Man muss einmal gelesen haben, wie kindlich sich die schreibenden Antideutschen freuen können, wenn sie wieder irgend einem durchschnittlichen Feuilletonisten nachgewiesen haben, dass er „kein deutsch kann“, nur weil ihm gerade wieder einmal ein Satz zu lang geworden ist. Die ganze Beckmesser-Brigade von „konkret“ ist in den großen Redaktionen dieses Landes nicht untergekommen und nimmt somit schon wieder übel. „Der Fuchs und die Trauben“ ist notgedrungen ihr Lebenskonzept. Nur dass die Trauben nicht nur sauer, sondern auch hochgiftig sein sollen. Glücklicherweise nimmt ihnen das von den Weinliebhabern niemand ab.

Hauptjob dieser Mainstreamantideutschen ist der Widerspruch.
Es ist gleichgültig, wieviele Megatonnen Dialektik (d.h. Unlogik) bei ihrem Geschäft verbraucht werden – die wächst ihnen immer wieder nach. Am deutschenfeindlichen Stammtisch dürfen die Themen nicht ausgehen – daher die Lust am geradezu gnatzigen sich-selbst und einander-Widersprechen. Diese Kumpane des Hinterzimmerbiertischs, die sich vor nichts mehr ekeln, haben gut gelernt, in Emotion zu machen. So wird also viel geschrien, geweint, auf den Tisch gehauen, es werden Türen geworfen und Freundschaften, die nie bestanden, endgültig gekündigt. Kein Schlager aus dem Psychotiker-Repertoire des Volksverhetzers bleibt unbenutzt. Im Rückblick ist es so unglaublich widerlich.

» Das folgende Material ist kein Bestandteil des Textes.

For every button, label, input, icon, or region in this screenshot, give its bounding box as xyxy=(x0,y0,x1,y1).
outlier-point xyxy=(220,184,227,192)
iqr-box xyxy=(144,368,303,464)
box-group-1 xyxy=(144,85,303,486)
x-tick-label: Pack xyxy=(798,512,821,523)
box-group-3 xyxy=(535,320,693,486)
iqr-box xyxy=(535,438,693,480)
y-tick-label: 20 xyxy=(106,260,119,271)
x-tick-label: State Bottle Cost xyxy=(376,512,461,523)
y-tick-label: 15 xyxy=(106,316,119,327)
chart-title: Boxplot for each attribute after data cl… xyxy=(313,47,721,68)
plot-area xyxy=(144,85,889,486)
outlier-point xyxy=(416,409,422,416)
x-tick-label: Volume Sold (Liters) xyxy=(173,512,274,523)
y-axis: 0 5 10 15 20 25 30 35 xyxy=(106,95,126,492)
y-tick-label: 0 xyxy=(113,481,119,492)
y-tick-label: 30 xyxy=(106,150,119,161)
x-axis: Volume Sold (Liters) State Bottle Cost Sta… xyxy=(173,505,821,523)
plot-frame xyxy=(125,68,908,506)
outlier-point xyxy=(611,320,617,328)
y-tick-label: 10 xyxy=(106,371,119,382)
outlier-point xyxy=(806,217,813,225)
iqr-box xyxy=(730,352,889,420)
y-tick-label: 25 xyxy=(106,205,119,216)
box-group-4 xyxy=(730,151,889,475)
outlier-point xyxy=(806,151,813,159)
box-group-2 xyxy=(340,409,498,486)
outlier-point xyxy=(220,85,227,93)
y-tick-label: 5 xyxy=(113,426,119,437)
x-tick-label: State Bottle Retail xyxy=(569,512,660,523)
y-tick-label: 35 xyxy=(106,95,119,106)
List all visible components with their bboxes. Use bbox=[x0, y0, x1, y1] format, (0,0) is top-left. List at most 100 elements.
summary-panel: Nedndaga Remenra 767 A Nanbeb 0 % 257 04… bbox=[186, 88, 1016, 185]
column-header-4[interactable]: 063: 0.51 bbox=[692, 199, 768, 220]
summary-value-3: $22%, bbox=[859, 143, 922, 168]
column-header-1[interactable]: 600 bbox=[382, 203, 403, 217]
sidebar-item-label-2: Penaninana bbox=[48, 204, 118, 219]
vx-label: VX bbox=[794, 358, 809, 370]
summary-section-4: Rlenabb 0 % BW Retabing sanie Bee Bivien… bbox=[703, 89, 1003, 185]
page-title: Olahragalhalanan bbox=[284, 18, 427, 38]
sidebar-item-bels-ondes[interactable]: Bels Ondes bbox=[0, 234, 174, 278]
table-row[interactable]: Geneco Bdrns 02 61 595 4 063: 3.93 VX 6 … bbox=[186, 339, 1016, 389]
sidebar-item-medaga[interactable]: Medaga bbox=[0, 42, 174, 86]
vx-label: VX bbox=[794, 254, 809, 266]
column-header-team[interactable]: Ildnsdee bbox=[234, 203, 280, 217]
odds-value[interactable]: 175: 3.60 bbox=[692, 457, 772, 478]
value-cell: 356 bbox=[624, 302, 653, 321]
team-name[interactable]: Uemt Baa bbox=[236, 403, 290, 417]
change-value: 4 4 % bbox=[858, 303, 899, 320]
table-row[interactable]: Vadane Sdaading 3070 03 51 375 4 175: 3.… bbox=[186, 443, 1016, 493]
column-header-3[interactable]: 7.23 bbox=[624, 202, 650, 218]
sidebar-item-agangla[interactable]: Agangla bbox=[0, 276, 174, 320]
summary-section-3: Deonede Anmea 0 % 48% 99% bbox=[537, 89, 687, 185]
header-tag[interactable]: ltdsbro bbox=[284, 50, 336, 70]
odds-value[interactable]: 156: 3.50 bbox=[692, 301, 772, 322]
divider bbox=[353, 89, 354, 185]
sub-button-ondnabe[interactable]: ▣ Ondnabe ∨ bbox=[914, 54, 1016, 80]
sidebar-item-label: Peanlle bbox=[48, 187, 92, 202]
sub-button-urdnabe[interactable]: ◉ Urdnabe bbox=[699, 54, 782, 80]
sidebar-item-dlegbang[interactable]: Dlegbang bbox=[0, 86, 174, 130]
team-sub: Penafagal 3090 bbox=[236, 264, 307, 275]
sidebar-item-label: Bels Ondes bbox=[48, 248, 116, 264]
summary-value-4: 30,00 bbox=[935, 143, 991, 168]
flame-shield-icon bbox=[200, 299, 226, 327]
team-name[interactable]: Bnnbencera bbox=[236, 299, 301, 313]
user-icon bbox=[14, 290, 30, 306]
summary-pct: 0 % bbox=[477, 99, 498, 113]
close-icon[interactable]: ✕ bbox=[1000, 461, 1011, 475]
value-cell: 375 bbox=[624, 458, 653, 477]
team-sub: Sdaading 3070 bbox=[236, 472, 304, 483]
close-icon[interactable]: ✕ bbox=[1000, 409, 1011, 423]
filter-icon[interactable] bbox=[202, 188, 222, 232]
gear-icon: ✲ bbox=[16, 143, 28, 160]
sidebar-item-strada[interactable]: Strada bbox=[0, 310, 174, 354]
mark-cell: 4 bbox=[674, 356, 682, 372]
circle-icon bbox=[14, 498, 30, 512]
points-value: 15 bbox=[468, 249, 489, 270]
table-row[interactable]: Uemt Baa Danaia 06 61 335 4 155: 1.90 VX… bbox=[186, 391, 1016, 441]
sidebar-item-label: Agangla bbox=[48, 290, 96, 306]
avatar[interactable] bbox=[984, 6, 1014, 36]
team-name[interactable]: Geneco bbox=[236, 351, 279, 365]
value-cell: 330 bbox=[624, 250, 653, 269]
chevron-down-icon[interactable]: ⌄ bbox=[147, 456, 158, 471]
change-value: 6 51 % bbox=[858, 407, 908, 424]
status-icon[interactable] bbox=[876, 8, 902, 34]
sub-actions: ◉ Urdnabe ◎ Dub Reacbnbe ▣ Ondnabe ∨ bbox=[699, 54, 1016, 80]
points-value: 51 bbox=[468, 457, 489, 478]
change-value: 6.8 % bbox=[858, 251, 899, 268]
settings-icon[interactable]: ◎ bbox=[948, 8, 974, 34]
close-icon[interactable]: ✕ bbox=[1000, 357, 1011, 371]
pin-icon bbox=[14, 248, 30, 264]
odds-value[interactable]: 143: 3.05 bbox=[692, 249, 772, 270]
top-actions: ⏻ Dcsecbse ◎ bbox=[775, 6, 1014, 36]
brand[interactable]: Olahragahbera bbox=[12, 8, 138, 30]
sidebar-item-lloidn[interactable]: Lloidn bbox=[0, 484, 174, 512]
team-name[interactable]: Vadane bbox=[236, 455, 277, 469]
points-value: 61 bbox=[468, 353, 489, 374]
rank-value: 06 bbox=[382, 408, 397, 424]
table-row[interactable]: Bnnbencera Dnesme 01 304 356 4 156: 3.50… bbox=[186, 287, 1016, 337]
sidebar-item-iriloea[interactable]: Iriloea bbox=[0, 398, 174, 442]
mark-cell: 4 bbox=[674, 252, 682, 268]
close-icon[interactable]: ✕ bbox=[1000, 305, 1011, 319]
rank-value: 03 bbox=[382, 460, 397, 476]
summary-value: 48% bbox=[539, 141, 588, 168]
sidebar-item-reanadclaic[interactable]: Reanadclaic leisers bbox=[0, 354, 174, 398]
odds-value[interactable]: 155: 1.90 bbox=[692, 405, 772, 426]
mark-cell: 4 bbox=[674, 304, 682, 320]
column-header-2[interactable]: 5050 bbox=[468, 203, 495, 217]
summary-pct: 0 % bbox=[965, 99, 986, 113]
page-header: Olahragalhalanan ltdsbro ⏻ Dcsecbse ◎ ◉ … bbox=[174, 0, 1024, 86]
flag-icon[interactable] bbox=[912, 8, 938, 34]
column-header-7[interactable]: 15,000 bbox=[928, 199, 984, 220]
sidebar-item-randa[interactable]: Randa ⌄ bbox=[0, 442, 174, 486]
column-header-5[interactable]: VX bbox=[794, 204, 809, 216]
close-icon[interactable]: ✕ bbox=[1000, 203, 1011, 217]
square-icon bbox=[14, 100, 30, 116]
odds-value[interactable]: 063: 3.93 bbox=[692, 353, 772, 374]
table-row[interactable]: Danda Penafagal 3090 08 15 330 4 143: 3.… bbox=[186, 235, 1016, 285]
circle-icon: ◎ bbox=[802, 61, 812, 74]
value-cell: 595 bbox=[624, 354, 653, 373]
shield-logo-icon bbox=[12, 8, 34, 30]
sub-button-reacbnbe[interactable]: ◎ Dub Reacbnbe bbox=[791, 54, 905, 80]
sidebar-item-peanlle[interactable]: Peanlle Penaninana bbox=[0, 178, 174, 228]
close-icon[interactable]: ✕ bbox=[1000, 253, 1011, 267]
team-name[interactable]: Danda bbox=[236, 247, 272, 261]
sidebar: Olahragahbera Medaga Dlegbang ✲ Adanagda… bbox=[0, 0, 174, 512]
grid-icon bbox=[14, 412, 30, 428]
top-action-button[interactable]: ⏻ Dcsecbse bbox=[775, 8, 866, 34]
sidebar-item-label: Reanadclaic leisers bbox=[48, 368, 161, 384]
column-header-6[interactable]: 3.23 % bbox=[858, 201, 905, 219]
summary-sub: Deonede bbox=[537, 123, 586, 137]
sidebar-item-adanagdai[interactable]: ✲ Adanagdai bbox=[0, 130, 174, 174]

Wenn ihr jeweiliger Opponent die Stimme hebt, kommt man ihm mit Adorno: „Wer denkt, ist in aller Kritik nicht wütend…“. Werden sie selbst ausfällig und ihr Gegenüber hat den Adorno-Trumpf gerade nicht auf der Hand, nennen sie es „Kritik im Handgemenge“ und schieben den Marx nach: „Die Kritik ist keine Leidenschaft des Kopfes, sie ist der Kopf der Leidenschaft.“

„An den rauhen Ton, der hier herrscht“ („konkret“ über „konkret“), gewöhnte man sich erschreckend schnell. Und schon bald konnte man neue Leute fürs Wahnsystem werben und ihnen den Unterschied zwischen der Judäischen Volksfront und der Volksfront von Judäa erklären.

Ein Orwellsches Paralleluniversum, bevölkert von abgewichsten Strategen, die alles sein wollen, nur keine „herkömmlichen“ Linken. Auf Veranstaltungen spielen sie mit dem Charme des unrasierten Bombenlegers und die wohlfrisierten Linkspartei-Schneckchen (emanzipatorischer Bauart!) fallen kompanieweise drauf rein.

Hoffen wir, dass uns der Ton nicht schon in Fleisch und Blut übergegangen ist und dass uns möglichst viele Dinge im Leben wichtiger sind, als Recht zu haben.